The Ratline: Love, Lies and Justice on the Trail of a Nazi Fugitive

 

Philippe Sands

 

£20, Weidenfeld & Nicolson

 

★★★

Rome, 1949: Nazi fugitive Otto Wächter, indicted for ‘mass murder’, dies in the arms of a bishop, uttering a last-gasp revelation that he has been poisoned.

Wächter, the deputy in occupied Poland to governor general Hans Frank, who was hanged for the murder of millions, thus sparked an international whodunnit. Which country might have wanted him dead before he could escape from justice down the ‘Ratline’ used by Nazis fleeing Europe to South America?

This mystery piqued the interest of barrister Philippe Sands, whose grandfather Leon Buchholz’s family died in the Holocaust. Sands was accompanied on the forensics trail by Horst Wächter, the fourth son of Otto and Charlotte Wächter.

Sands sets down the components of Otto’s career. Following the Nazi takeover of Austria, he ‘was empowered to remove vast numbers of public officials from their posts, because they were Jewish or politically unreliable’. This was called Säuberungsaktion or ‘cleansing action’.

The scene switches to Kraków, where Otto became governor, ordering that Jews over the age of 12 should wear a blue Star of David on a white armband. And following the death of two German police officers, Otto reportedly attended the execution of about 50 men. He also authorised the construction of the Kraków ghetto.

However, Sands writes that Horst ‘wanted to find good in his father… He was unwilling to countenance the idea that Otto Wächter bore any real responsibility for terrible events that occurred on the territory he ruled’.

A love story emerges from the horror: Sands describes Otto’s relationship with Charlotte. Otto was transferred to head the military administration in northern Italy – ‘the liaison man between Hitler and Mussolini’s Republic of Salò’. On hearing that Kraków had fallen to the Red Army, Charlotte wrote that ‘our beautiful Reich is destroyed’. When Otto disappeared at the end of the war, Charlotte – with six children to look after – ‘described 1945 as the year of “The Collapse”’.

The Ratline is especially intriguing as to whether or not Otto was poisoned. The cause of death was put down as ‘acute liver atrophy, caused by internal poisoning’ and ‘Charlotte made no mention of any suspicious cause of death’.

As for the question of who might have targeted Otto, his main concern as someone indicted for Nazi ‘mass murder’ would have been avoiding discovery. The Americans would have arrested and tried him; with regard to the Soviets or Italian communists, ‘a targeted killing could [have been] possible’.
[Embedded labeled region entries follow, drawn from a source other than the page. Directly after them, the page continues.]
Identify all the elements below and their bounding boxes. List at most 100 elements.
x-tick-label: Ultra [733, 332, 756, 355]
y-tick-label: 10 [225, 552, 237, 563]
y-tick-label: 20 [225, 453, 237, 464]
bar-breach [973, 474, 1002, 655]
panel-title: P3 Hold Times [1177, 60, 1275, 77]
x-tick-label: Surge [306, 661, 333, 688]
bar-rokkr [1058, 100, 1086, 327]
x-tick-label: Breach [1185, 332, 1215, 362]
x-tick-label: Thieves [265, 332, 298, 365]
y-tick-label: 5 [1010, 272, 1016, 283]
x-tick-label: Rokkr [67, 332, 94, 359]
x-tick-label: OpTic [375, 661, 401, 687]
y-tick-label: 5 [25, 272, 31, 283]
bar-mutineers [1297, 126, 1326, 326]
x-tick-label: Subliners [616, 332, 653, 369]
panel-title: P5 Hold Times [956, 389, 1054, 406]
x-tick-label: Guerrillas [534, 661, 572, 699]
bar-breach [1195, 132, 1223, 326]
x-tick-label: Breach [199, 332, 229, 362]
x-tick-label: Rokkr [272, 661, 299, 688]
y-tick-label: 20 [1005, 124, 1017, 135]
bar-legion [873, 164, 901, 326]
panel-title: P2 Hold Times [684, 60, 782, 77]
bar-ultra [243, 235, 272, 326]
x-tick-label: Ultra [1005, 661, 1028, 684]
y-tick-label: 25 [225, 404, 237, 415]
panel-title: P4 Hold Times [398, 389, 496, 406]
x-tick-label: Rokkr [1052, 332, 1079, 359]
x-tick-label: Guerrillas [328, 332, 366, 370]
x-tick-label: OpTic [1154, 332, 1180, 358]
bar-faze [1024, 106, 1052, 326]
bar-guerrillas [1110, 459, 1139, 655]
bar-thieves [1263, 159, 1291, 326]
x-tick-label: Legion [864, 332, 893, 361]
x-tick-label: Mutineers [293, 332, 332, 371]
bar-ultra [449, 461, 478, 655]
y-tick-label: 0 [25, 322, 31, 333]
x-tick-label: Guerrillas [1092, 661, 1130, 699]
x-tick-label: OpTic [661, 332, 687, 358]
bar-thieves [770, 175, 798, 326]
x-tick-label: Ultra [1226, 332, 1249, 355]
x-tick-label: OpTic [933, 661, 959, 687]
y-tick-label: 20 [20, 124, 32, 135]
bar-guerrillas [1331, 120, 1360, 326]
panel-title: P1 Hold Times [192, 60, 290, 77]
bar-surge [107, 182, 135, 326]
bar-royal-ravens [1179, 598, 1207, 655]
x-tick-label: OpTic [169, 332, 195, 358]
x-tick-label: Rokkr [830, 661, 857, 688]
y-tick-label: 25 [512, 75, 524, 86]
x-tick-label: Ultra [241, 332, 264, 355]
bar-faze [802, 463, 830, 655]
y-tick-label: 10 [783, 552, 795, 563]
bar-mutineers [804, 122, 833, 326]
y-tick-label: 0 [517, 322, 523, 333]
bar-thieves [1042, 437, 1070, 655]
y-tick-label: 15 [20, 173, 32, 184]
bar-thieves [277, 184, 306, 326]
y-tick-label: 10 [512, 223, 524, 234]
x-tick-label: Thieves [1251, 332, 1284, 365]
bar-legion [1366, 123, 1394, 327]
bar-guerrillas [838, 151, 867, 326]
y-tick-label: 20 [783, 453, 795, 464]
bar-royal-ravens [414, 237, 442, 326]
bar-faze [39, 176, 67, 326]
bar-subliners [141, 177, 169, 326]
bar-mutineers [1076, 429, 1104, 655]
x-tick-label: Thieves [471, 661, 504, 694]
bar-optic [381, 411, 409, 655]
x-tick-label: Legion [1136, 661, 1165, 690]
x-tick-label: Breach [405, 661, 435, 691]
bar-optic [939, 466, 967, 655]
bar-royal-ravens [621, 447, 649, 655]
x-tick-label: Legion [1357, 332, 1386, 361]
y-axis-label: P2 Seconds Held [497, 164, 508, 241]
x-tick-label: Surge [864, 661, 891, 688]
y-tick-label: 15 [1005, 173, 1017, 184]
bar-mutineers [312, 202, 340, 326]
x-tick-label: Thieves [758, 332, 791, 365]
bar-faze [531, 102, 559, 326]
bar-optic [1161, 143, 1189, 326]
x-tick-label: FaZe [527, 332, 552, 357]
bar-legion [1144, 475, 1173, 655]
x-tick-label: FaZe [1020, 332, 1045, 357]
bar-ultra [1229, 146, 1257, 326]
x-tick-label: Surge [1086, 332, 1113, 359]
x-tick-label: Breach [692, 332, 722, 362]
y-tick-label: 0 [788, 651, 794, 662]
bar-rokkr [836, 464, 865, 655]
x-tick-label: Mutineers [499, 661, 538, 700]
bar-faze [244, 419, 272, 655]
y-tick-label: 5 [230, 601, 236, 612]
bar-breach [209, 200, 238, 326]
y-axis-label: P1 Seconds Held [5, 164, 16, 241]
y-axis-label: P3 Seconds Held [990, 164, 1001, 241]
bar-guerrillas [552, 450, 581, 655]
Sands writes with the same pacy momentum as in East West Street, in which he wrote about his grandfather, as well as Hersch Lauterpacht and Rafael Lemkin, who were responsible for putting the terms ‘crimes against humanity’ and ‘genocide’ into the Nuremberg trials.

Suffused with archival black and white photographs, this is another important familial history at the time of greatest peril.